Creating a DataFrame#

Now that we understand how the API return data is structured, we can create a DataFrame with the survey data. We’ll first need a list with the survey response dictionaries.

import pandas as pd # import statement

surveyData = [] # empty list for responses

for d in data['features']: # iterate over list of dictionaries
  surveyData.append(d['attributes']) # isolate value and append to list

df = pd.DataFrame(surveyData) # create df
print(df) # show output

Now, there’s more we might want to do with this DataFrame (rename columns, remove unneeded columns, perform other kinds of calculations, etc). But this gets us started!

To recap what we just did:

  • Customize query URL

  • Load response in Python

  • Parse the data structure to isolate the data we want

  • Store that data as a Pandas DataFrame

Application#

Q3A: Select another open civic dataset to use for an API call.

You’re welcome to work with the same dataset you used for Q1 or Q2 (as long as there is an API option).

But if you want to flex you API muscles, try a different open data portal to learn a new interface and data structure! Lots to choose from, but Chicago and NYC are good places to start.

Remember open data portals are catalogs of datasets- you will need to explore the websites to identify and then download a specific dataset (that has an API option).
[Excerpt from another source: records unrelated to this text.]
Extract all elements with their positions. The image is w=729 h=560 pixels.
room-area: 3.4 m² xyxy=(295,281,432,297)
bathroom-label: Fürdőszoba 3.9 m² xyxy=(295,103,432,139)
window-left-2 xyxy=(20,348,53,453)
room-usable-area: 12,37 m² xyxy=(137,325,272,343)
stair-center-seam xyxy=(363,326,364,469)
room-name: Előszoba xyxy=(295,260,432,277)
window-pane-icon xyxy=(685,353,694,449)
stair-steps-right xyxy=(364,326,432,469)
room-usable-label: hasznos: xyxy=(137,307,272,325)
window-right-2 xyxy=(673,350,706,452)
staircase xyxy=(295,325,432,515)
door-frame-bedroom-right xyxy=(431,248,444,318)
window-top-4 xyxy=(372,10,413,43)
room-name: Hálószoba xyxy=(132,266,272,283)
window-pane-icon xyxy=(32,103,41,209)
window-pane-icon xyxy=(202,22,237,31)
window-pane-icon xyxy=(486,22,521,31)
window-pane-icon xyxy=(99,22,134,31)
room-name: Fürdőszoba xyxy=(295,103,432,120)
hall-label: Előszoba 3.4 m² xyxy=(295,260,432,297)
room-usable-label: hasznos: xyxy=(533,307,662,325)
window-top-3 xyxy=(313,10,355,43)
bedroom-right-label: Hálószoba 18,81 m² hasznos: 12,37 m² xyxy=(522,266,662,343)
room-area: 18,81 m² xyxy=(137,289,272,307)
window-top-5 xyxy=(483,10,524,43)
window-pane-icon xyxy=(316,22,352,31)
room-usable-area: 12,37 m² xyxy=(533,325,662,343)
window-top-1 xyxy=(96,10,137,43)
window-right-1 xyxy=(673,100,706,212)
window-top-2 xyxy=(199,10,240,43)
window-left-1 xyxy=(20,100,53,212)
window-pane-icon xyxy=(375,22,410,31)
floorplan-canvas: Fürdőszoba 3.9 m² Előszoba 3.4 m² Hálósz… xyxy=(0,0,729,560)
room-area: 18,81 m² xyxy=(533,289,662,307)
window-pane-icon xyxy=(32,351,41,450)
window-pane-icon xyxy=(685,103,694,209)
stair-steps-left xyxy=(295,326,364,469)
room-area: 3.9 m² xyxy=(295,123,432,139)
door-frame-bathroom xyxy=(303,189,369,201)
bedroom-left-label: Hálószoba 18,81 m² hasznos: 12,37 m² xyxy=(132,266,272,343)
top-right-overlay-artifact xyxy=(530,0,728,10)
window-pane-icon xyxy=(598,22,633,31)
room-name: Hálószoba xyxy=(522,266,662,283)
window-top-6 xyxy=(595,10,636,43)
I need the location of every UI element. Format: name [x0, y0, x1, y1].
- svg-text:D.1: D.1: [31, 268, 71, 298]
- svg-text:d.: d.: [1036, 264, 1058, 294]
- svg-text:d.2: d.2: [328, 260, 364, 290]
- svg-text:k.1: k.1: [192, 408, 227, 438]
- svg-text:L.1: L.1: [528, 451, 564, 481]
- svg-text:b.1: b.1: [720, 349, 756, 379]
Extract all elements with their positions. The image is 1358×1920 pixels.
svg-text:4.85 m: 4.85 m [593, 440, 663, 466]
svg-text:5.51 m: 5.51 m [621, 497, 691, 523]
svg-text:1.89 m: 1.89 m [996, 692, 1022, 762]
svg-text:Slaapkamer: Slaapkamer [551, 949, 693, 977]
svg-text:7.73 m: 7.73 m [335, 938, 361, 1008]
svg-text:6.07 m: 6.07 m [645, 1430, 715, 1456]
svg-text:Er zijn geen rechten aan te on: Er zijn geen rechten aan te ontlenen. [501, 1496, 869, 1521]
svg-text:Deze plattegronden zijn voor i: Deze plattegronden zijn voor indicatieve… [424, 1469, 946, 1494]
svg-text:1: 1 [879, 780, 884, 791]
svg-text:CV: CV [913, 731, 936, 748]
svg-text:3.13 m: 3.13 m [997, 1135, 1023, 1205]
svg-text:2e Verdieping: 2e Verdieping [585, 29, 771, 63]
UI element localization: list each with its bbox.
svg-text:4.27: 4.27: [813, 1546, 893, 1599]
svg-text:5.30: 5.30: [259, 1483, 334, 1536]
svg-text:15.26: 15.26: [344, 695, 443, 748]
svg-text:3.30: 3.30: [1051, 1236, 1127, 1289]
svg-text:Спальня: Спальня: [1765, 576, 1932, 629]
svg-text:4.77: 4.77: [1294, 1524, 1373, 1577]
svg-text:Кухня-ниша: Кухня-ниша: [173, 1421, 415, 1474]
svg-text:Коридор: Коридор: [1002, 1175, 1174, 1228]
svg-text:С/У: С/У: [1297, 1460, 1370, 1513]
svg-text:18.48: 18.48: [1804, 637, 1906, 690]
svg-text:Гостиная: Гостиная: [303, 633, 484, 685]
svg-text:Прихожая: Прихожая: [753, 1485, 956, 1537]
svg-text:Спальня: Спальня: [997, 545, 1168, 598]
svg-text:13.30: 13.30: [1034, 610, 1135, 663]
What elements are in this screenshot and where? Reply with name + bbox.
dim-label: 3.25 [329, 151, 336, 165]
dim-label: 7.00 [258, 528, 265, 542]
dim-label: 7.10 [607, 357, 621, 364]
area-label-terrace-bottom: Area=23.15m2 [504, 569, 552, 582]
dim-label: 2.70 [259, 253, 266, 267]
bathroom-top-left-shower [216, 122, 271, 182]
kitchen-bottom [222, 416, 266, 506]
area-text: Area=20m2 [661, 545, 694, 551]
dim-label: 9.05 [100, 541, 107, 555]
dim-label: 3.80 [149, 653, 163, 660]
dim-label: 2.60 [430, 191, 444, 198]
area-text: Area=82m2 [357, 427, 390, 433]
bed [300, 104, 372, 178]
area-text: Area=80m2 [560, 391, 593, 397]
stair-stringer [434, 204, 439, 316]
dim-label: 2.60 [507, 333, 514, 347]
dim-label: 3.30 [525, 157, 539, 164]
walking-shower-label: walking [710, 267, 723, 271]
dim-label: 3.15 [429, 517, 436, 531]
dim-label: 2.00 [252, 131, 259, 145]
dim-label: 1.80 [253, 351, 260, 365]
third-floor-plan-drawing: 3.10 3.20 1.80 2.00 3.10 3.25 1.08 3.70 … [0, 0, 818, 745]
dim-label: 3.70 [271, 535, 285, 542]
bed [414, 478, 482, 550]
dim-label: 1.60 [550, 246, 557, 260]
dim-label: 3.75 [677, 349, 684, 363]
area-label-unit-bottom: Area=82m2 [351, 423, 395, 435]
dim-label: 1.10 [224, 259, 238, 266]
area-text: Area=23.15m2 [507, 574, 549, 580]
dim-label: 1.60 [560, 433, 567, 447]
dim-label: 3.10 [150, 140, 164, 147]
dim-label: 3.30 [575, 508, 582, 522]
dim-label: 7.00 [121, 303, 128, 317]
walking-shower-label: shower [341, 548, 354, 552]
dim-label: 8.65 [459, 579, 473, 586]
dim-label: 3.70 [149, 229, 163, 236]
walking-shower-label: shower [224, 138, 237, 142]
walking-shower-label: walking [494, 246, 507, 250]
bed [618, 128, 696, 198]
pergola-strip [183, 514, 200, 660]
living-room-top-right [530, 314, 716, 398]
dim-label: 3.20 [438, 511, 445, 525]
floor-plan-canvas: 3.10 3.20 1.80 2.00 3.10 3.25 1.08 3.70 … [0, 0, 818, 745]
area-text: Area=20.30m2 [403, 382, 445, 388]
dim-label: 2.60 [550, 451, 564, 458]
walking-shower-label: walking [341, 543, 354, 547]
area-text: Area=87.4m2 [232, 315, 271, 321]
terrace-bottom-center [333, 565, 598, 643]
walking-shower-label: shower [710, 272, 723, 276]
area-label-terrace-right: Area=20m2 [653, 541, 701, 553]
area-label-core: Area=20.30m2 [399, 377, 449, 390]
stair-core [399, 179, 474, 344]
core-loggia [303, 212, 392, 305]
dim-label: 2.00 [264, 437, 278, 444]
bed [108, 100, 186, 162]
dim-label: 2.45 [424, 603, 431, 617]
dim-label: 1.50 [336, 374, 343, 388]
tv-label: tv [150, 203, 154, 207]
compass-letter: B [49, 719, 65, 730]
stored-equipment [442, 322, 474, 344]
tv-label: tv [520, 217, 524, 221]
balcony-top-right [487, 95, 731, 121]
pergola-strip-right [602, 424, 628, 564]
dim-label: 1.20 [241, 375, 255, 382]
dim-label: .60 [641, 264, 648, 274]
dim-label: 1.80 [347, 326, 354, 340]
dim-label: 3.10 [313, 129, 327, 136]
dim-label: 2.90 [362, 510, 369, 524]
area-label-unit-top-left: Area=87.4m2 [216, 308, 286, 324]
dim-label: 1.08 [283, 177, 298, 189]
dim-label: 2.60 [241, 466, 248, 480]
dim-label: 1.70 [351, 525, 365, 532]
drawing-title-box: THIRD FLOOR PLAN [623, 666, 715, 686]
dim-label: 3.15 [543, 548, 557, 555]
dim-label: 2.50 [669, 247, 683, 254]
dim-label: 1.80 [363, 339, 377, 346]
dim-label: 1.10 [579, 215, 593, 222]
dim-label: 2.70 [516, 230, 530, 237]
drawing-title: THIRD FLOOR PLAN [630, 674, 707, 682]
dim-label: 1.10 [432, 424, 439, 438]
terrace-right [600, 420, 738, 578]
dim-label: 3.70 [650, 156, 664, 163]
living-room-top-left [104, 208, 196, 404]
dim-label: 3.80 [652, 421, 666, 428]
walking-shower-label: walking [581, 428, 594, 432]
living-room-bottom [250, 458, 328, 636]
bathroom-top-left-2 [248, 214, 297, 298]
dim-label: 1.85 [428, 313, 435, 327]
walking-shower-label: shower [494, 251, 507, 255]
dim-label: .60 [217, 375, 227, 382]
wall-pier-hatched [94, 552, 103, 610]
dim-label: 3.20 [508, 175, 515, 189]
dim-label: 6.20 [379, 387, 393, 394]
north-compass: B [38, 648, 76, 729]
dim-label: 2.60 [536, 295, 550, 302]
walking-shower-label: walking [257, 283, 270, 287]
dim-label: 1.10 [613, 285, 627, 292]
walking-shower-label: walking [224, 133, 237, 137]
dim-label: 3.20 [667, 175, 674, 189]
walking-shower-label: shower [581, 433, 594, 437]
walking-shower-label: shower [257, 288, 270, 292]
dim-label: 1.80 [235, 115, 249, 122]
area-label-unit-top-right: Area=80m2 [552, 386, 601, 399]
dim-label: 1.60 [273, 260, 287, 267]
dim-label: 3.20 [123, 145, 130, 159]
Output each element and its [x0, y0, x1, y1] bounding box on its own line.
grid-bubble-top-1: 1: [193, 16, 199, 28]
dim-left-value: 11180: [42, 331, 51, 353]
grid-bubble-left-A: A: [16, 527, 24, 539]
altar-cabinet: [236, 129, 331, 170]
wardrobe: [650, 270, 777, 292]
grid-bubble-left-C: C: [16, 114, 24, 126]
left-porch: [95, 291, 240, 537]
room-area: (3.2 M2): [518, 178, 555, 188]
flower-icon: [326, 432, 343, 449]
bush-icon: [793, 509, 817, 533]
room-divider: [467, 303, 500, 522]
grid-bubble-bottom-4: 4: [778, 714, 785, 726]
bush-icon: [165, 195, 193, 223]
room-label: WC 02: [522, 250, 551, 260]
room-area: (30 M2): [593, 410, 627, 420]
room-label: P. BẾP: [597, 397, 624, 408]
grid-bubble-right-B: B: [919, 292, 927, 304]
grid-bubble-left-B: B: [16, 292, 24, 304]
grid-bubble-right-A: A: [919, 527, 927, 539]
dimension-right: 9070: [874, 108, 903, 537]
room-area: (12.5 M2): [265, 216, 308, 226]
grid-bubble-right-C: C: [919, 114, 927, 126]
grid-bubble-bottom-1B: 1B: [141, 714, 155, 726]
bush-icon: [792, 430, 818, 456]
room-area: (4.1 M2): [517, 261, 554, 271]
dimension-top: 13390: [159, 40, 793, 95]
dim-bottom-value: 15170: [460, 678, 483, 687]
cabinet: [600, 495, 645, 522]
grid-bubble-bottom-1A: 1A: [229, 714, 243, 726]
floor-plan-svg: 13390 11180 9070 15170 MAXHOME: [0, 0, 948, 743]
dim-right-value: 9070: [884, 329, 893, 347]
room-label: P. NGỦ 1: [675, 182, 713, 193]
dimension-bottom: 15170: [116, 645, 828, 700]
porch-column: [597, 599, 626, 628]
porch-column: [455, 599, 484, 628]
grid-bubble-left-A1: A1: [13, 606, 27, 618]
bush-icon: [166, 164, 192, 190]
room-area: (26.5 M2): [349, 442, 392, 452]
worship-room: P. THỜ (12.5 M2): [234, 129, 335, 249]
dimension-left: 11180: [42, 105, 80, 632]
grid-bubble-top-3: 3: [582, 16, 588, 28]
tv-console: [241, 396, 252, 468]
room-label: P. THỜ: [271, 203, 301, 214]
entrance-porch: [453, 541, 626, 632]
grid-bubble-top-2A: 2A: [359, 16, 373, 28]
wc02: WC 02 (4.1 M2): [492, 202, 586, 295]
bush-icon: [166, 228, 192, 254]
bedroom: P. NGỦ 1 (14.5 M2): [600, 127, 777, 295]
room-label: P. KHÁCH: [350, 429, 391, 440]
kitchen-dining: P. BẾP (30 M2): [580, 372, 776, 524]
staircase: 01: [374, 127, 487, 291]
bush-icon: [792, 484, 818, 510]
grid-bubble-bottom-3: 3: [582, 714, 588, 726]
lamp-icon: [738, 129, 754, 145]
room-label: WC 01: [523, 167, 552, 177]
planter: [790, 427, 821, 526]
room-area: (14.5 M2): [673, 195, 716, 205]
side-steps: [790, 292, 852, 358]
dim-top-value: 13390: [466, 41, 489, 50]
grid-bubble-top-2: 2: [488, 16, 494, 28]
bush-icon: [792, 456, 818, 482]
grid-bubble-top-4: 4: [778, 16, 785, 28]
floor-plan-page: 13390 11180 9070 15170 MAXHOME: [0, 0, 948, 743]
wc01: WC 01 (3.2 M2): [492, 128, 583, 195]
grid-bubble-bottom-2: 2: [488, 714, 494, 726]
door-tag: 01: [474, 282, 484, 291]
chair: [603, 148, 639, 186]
Q3B: What kinds of information are available in the documentation? How does that material help us start to make sense of this data?

Q3C: Write a program that stores the API return in Python as a Pandas DataFrame, using the workflows covered in this lab.

Answer to this question includes program + comments that document process and explain your code.

Q3D: What challenges did you encounter? How did you address or solve them?